Today at the World Economic Forum (WEF), its Head of Blockchain & DLT, Sheila Warren chaired a panel exploring blockchain tokenization. Jeremy Allaire, the CEO of Circle, gave a metaphor for tokenization as enabling the long tail of capital.
He pointed to the early days of the internet, where nobody imagined there would be an industry in creating cat videos. Without mentioning Etsy or eBay, he pointed to the trust mechanisms that were created to allow us to buy goods with confidence, sometimes hand-made, from complete strangers.
“Risk and reputation systems and efficient logistics and discovery platforms that made it possible for a very, very, very long tail of product creators to reach consumers,” said Allaire.
Likewise, he believes that particularly for entrepreneurs, in future access to capital will be far broader than is currently available from venture capitalists.
Much like eBay addressed the issue of confidence in remote sellers, Allaire envisages the world resolving the current trust issues that have resulted in cryptocurrency scams.
Neha Narula, Director of the Digital Currency Initiative at the MIT Media Lab, addressed this trust challenge.
“We want to have consumer protection. We want to have market integrity. People who are issuing assets should disclose information about what exactly those assets represent. And we want to make sure that those assets are really tied to their representation in the real world,” said Narula.
This raises the tricky issue of how to regulate these assets across multiple jurisdictions.
Tokenizing a wide variety of assets was discussed, from property to owning a fraction of a piece of art by Andy Warhol. The two that attracted the most discussion were enabling a farmer in rural India to raise finance by selling his future crop yields, and a sports star selling the rights to his future income.
The latter is controversial as Brooklyn Nets point guard Dinwiddie has announced plans to tokenize his contract with the Nets. A member of the audience voiced the potential moral hazard of encouraging the athlete to put in little effort if he already has the money in hand. He stated this is an economic problem, not a technical one.

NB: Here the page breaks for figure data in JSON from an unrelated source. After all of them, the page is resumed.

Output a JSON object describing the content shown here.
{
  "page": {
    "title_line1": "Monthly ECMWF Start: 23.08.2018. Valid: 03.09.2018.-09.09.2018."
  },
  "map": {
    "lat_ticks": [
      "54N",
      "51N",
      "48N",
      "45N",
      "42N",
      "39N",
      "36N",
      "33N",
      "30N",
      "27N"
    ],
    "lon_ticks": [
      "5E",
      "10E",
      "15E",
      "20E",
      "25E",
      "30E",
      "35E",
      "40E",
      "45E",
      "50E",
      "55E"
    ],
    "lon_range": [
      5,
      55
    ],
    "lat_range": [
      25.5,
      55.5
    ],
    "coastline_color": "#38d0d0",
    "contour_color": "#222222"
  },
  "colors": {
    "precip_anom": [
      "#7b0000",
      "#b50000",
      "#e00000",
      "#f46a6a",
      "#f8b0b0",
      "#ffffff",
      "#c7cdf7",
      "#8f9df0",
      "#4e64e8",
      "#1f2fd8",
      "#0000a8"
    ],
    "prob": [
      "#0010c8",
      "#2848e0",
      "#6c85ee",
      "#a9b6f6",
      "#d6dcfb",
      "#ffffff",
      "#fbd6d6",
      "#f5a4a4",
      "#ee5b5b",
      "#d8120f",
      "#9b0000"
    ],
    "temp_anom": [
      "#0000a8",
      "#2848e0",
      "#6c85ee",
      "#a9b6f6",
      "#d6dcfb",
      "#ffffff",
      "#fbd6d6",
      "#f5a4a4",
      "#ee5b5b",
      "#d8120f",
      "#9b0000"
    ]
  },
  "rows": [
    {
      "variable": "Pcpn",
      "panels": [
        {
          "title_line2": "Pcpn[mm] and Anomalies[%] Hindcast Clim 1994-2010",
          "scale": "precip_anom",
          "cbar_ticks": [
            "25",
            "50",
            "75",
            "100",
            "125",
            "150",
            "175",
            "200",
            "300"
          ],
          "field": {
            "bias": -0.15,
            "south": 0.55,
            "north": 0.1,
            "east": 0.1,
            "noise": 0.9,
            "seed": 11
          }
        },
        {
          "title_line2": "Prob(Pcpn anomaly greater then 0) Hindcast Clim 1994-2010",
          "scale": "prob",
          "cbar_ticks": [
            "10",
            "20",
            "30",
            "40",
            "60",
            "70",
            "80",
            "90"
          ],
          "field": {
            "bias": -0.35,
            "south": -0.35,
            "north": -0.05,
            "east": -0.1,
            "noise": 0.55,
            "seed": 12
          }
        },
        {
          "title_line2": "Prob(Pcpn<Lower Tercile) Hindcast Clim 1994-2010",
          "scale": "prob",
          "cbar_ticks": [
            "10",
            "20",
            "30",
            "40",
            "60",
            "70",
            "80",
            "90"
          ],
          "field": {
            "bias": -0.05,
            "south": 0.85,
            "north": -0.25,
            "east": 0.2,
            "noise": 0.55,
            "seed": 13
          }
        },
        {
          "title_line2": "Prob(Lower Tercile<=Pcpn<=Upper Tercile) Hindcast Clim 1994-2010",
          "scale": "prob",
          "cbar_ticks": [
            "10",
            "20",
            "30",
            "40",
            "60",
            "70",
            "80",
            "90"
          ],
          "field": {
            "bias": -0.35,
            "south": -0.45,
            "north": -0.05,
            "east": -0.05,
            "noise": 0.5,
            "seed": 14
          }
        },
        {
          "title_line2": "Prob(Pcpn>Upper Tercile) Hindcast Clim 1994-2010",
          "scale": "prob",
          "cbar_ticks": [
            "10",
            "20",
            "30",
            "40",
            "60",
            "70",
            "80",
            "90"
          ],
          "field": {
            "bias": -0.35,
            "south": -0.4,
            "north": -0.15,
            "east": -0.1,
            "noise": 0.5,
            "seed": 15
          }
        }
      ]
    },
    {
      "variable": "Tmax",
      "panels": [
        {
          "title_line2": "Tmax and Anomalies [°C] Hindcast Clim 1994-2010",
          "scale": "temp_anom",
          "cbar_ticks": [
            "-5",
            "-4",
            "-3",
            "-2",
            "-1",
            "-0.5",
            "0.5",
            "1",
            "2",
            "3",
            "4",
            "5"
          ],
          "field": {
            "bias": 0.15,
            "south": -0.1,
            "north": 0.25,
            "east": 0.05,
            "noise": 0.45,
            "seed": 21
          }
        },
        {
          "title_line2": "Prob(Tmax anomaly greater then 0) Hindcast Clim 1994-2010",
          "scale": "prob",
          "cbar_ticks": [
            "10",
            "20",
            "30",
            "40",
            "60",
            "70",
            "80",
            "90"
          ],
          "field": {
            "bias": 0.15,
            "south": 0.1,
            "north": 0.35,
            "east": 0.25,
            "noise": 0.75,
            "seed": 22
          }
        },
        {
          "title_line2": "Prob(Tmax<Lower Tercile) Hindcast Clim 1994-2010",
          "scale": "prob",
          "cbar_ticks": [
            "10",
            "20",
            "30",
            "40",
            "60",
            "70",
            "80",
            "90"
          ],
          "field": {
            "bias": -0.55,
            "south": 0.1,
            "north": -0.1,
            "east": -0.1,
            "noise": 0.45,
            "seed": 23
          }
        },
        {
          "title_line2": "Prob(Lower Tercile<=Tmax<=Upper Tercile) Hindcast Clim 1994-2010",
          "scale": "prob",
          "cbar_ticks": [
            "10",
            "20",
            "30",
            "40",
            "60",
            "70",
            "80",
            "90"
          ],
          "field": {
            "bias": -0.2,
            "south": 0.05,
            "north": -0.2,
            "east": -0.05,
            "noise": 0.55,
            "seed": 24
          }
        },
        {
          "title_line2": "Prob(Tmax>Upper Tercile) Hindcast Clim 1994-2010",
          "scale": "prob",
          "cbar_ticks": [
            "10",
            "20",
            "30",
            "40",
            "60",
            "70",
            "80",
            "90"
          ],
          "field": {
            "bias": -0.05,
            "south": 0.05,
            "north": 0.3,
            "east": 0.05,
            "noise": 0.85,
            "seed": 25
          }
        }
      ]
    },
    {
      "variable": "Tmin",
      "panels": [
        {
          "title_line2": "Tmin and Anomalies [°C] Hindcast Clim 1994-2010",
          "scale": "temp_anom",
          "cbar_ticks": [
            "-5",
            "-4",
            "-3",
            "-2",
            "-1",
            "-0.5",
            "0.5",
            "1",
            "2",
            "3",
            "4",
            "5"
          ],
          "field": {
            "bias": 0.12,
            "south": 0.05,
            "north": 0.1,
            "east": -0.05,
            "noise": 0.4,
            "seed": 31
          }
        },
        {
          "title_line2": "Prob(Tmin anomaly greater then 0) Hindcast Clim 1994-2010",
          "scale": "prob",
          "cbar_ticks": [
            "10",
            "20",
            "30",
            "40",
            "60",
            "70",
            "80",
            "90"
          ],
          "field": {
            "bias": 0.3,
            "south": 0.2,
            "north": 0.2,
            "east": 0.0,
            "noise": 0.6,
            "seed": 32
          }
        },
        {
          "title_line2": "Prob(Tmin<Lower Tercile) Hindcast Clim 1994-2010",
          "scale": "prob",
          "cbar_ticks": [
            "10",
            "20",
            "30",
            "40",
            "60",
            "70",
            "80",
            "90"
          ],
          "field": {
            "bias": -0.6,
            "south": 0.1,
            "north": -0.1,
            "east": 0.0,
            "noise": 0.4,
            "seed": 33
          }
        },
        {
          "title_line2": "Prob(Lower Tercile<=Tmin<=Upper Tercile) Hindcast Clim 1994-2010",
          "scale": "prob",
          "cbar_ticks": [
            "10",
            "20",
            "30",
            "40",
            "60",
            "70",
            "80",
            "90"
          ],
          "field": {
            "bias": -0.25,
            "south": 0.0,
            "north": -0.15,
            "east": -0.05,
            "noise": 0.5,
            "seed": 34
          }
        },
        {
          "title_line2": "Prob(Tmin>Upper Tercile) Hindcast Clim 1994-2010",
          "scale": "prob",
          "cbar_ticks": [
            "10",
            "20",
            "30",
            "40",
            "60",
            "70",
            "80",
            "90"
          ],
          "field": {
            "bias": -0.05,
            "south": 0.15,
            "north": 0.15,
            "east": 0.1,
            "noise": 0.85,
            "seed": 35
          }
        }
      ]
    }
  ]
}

While the speakers acknowledged the hazard, MIT’s Narula pointed out that currently, there isn’t the infrastructure to experiment. While she expects some projects to fail dramatically, there is the potential to expose an opportunity that is currently missing.
Narula outlined tokenization as being a form of digital transformation. “Once you do this, it becomes much cheaper, much quicker, much faster to actually break down a Warhol into a million different tokens, for example,” she said.